Il commença donc à se sustenter tranquillement, sous l'œil attentif du divin assis en tailleur. Avoir le ventre plein le rendrait de meilleure humeur, ça allait sans dire. Après un moment, remarquant son étroite surveillance, il s'arrêta en pleine mastication et lui fit un signe de tête :

— Tu en veux ?

— Non, merci, je ne mange pas.

— Pourquoi ? Tu es au régime ? demanda-t-il dans un sourire moqueur en portant une cerise à sa bouche.

— Non, c'est juste toxique pour moi.

Lars fut tellement surpris qu'il avala brutalement le fruit sans avoir pris le temps de le mâcher. Heureusement, il était bien trop petit pour se coincer dans sa gorge, ce qui fit qu'absolument rien sur son visage n'indiquait son déroutement.

— Quoi, tu es sérieux ?

Leïv acquiesça dans un bref "hmm hmm".

— C'est une... étrange faiblesse. Et ça ne te dérange pas de la dévoiler à des inconnus, comme ça ?

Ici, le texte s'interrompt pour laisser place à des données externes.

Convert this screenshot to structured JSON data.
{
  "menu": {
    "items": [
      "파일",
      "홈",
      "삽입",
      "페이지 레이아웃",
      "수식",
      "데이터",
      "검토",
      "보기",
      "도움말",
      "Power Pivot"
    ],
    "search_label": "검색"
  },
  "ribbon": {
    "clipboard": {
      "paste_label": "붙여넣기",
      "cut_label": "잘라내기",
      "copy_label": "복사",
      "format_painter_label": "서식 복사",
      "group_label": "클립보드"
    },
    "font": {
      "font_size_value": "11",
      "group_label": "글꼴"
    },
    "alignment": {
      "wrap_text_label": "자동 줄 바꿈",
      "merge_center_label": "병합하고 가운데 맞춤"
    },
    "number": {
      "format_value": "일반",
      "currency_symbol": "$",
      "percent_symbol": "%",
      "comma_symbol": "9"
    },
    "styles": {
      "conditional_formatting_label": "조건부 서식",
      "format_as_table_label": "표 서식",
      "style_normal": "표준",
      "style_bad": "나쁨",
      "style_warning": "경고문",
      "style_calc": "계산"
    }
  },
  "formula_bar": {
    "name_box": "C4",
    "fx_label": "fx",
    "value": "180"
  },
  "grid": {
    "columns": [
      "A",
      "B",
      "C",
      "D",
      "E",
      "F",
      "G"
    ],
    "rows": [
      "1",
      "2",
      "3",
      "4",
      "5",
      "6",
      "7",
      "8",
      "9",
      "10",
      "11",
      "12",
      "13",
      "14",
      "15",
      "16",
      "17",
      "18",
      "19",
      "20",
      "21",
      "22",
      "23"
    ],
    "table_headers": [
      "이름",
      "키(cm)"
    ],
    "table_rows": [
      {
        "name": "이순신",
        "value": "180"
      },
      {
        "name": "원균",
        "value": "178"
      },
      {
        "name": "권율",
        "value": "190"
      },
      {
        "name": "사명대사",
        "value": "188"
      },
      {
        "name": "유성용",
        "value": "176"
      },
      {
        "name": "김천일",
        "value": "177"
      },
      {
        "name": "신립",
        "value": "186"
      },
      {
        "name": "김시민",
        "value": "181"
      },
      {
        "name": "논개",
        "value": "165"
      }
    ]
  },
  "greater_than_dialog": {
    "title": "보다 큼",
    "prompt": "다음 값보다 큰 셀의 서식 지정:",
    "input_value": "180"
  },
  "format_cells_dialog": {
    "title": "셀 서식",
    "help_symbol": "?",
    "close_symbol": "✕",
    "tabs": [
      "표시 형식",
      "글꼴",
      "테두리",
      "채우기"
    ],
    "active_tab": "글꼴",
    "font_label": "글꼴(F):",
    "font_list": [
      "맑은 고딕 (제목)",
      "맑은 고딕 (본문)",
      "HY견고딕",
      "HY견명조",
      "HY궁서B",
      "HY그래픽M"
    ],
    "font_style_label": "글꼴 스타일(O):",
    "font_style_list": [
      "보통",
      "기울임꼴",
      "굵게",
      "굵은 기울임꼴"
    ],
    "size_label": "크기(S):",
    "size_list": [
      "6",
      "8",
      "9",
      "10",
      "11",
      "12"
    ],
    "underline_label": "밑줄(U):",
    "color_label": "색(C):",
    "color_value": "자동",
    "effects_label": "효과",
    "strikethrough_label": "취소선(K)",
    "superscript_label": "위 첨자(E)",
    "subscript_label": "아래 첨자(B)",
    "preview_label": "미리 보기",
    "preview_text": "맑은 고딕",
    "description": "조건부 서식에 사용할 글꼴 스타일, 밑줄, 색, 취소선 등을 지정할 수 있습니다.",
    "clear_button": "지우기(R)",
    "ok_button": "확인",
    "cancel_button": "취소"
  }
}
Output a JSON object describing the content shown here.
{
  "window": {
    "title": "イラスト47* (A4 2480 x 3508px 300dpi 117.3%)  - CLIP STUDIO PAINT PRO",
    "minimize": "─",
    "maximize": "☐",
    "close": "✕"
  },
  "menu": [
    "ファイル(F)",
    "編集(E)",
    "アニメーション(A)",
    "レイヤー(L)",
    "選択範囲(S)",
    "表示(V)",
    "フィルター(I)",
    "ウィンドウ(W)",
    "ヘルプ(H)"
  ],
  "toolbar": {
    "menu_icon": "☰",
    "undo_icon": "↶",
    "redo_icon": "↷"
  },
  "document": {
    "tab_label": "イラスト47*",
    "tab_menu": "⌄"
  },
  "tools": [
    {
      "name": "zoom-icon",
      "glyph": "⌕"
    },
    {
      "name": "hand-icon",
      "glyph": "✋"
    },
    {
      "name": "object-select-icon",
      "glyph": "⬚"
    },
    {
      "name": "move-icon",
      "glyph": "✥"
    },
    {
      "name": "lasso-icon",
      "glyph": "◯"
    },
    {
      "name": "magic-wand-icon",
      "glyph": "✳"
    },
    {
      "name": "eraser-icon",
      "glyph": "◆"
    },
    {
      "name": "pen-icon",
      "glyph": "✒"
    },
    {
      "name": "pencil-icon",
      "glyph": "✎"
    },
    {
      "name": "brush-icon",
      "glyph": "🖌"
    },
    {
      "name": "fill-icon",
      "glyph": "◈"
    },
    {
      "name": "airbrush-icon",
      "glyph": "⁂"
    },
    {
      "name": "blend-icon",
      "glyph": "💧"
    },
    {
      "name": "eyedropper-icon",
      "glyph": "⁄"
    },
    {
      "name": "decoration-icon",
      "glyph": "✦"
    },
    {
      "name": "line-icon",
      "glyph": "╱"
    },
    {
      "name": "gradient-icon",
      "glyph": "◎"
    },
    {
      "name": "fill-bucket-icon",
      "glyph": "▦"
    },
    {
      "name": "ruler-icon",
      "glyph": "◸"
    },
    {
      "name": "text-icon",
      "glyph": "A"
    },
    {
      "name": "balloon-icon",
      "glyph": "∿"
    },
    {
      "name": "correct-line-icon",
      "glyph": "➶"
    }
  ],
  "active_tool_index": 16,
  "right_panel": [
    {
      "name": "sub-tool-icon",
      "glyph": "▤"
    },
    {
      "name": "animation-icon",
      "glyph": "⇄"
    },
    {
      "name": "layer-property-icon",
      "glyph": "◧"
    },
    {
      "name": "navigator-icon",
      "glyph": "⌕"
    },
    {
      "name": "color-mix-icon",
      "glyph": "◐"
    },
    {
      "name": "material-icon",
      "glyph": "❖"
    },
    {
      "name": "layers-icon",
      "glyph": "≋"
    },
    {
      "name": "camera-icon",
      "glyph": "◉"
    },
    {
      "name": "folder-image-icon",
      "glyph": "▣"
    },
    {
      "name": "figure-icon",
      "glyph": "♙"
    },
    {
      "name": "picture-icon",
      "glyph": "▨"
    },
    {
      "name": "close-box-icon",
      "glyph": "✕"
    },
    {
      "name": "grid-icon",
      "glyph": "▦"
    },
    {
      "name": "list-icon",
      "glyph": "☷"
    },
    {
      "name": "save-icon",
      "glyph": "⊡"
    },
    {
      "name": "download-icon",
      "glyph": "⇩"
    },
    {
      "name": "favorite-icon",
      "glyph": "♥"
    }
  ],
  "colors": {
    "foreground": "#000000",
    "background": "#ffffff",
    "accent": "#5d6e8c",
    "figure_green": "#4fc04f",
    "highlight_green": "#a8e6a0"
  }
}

— Qu'est-ce que tu pourrais bien faire ? Me nourrir à mort, avec des petits gâteaux et des pommes ?

— Ça a bien marché avec Blanche-Neige... ricana le magicien avant de pointer un morceau de fromage vers lui. Si j'étais ton ennemi, je n'aurais qu'à attendre que tu t'endormes et le tour est joué !

— Aucun risque, seule la main d'une Incarnation peut causer la perte d'une autre, et de toute façon, je ne dors pas non plus.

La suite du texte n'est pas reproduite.